À l'aube du temps des fêtes, Christine St-Pierre, ministre de la Culture, des Communications et de la Condition féminine annonçait l'attribution d'une aide financière de 101 455 $ pour préserver la structure de l'église St-Pierre de La Patrie.
La restauration de la toiture, du muret en façade et l'ajout de noues, qui assureront une vie plus longue à l'édifice, coûtera 144 934 $, a estimé l'architecte Rémi Petit. La communauté de la paroisse de St-Joseph-des-Monts aura à défrayer 43 480 $.

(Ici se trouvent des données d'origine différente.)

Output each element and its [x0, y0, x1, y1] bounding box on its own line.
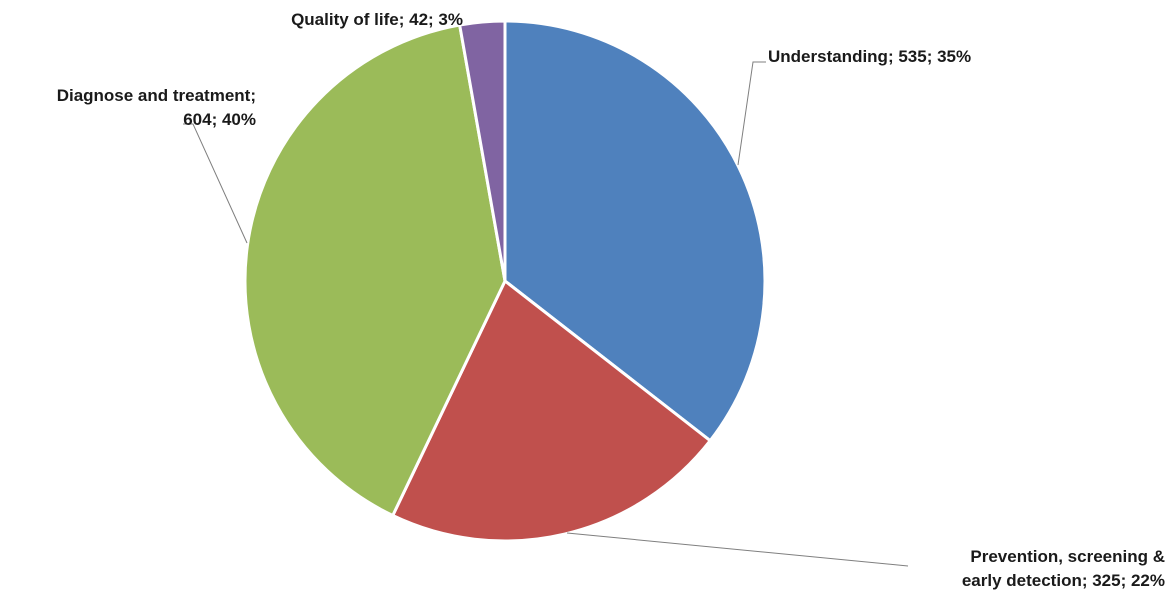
data-label-quality-of-life: Quality of life; 42; 3% — [291, 10, 463, 29]
data-label-line: Diagnose and treatment; — [57, 86, 256, 105]
data-label-line: early detection; 325; 22% — [962, 571, 1165, 590]
data-label-understanding: Understanding; 535; 35% — [768, 47, 971, 66]
pie-slice-diagnose-and-treatment — [243, 23, 507, 518]
leader-line-understanding — [737, 61, 766, 166]
data-label-line: 604; 40% — [183, 110, 256, 129]
data-label-line: Prevention, screening & — [970, 547, 1165, 566]
leader-line-diagnose-and-treatment — [183, 123, 248, 244]
data-label-diagnose-and-treatment: Diagnose and treatment; 604; 40% — [57, 86, 256, 129]
leader-lines — [183, 61, 909, 567]
pie-slice-understanding — [503, 19, 767, 443]
data-labels: Understanding; 535; 35% Prevention, scree… — [57, 10, 1165, 590]
data-label-line: Understanding; 535; 35% — [768, 47, 971, 66]
pie-slice-quality-of-life — [458, 19, 507, 283]
data-label-prevention-screening-and-early-detection: Prevention, screening & early detection; … — [962, 547, 1165, 590]
leader-line-prevention-screening-and-early-detection — [566, 532, 909, 567]
pie-slice-prevention-screening-and-early-detection — [391, 279, 712, 543]
data-label-line: Quality of life; 42; 3% — [291, 10, 463, 29]
pie-slices — [243, 19, 767, 543]
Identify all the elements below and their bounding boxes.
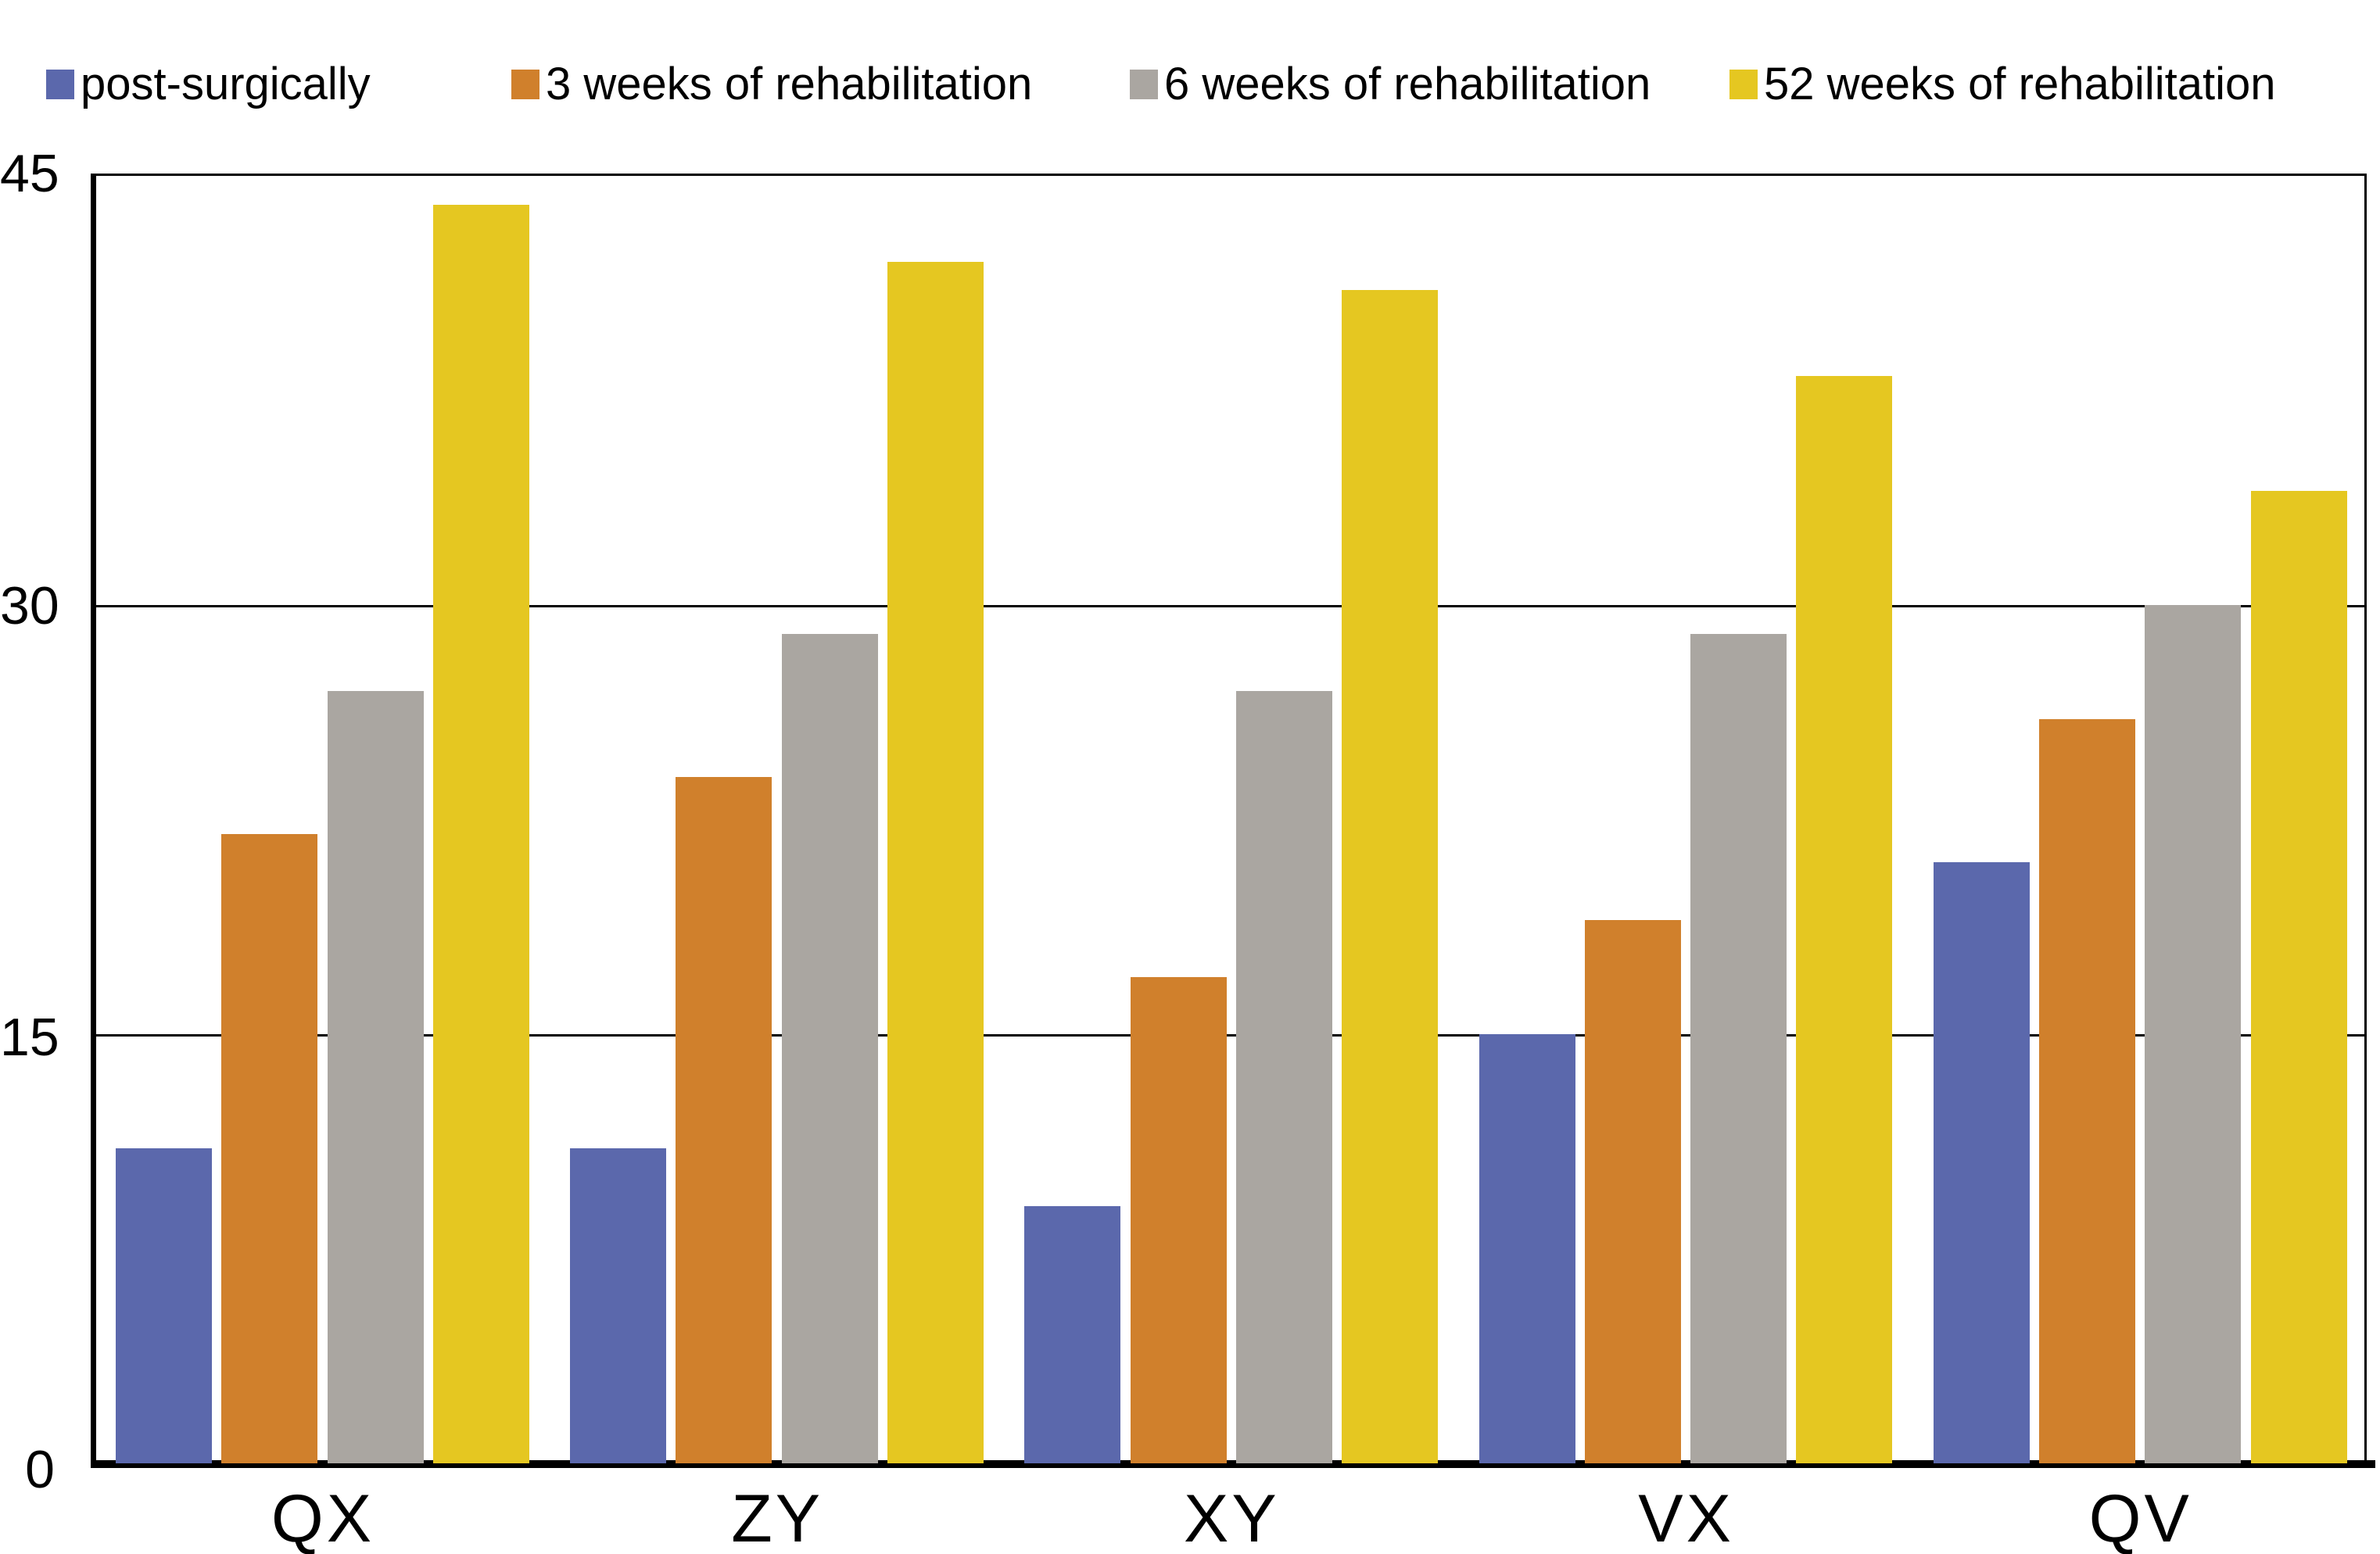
bar-group-ZY [570, 176, 984, 1463]
bar-QX-6-weeks-of-rehabilitation [327, 690, 424, 1463]
bar-VX-post-surgically [1479, 1034, 1575, 1463]
plot-area [91, 174, 2367, 1463]
bar-XY-52-weeks-of-rehabilitation [1342, 290, 1439, 1463]
y-tick-0: 0 [25, 1440, 55, 1499]
gridline-30 [96, 604, 2364, 607]
y-tick-45: 45 [0, 144, 59, 203]
plot-inner [96, 176, 2364, 1463]
bar-XY-post-surgically [1024, 1205, 1121, 1463]
bar-VX-52-weeks-of-rehabilitation [1796, 376, 1893, 1463]
bar-ZY-52-weeks-of-rehabilitation [887, 261, 984, 1463]
x-category-label-QX: QX [271, 1481, 375, 1554]
y-tick-30: 30 [0, 576, 59, 636]
legend: post-surgically 3 weeks of rehabilitatio… [0, 0, 2380, 125]
x-category-label-QV: QV [2088, 1481, 2192, 1554]
legend-swatch-6-weeks [1130, 70, 1158, 99]
legend-label: post-surgically [81, 59, 371, 109]
legend-item-6-weeks: 6 weeks of rehabilitation [1130, 59, 1651, 109]
legend-label: 6 weeks of rehabilitation [1164, 59, 1651, 109]
bar-XY-3-weeks-of-rehabilitation [1130, 976, 1227, 1463]
x-axis-labels: QX ZY XY VX QV [96, 1484, 2369, 1554]
legend-item-3-weeks: 3 weeks of rehabilitation [511, 59, 1033, 109]
bar-ZY-3-weeks-of-rehabilitation [676, 776, 772, 1463]
bar-group-XY [1024, 176, 1439, 1463]
gridline-15 [96, 1034, 2364, 1037]
bar-QV-6-weeks-of-rehabilitation [2145, 605, 2242, 1463]
bar-QX-3-weeks-of-rehabilitation [221, 833, 318, 1463]
legend-swatch-52-weeks [1729, 70, 1758, 99]
bar-VX-3-weeks-of-rehabilitation [1584, 919, 1681, 1463]
bar-QX-52-weeks-of-rehabilitation [432, 204, 529, 1463]
bar-ZY-post-surgically [570, 1148, 667, 1463]
bar-ZY-6-weeks-of-rehabilitation [781, 633, 878, 1463]
bar-group-QX [116, 176, 530, 1463]
x-category-label-ZY: ZY [731, 1481, 824, 1554]
bar-QX-post-surgically [116, 1148, 212, 1463]
x-axis-line [91, 1460, 2375, 1468]
legend-swatch-3-weeks [511, 70, 539, 99]
legend-label: 3 weeks of rehabilitation [546, 59, 1033, 109]
x-category-label-XY: XY [1184, 1481, 1280, 1554]
legend-item-post-surgically: post-surgically [46, 59, 371, 109]
bar-group-VX [1479, 176, 1894, 1463]
legend-label: 52 weeks of rehabilitation [1764, 59, 2276, 109]
bar-QV-3-weeks-of-rehabilitation [2039, 719, 2136, 1463]
bar-VX-6-weeks-of-rehabilitation [1690, 633, 1787, 1463]
y-tick-15: 15 [0, 1008, 59, 1067]
bar-group-QV [1933, 176, 2348, 1463]
bar-QV-post-surgically [1933, 862, 2030, 1463]
x-category-label-VX: VX [1638, 1481, 1734, 1554]
legend-item-52-weeks: 52 weeks of rehabilitation [1729, 59, 2276, 109]
bar-QV-52-weeks-of-rehabilitation [2250, 490, 2347, 1463]
bar-XY-6-weeks-of-rehabilitation [1235, 690, 1332, 1463]
legend-swatch-post-surgically [46, 70, 74, 99]
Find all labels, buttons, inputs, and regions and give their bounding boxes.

Léo Durocher, curé des 8 secteurs de ce grand territoire, réagissait avec prudence et réserve à cette information. «Il faut encore trouver au sein de la population locale, plus de 40 000 $ pour entreprendre ces travaux, sans compter qu'on ne connaît pas les coûts définitifs parce qu'aucun appel d'offres n'a été affiché», expliquait-il lors d'une rencontre informelle à laquelle participaient Lisette Prévost, présidente du comité de gestion de la paroisse St-Pierre de La Patrie, et Gilles Langlois, bénévole très intéressé à l'entretien du bâtiment.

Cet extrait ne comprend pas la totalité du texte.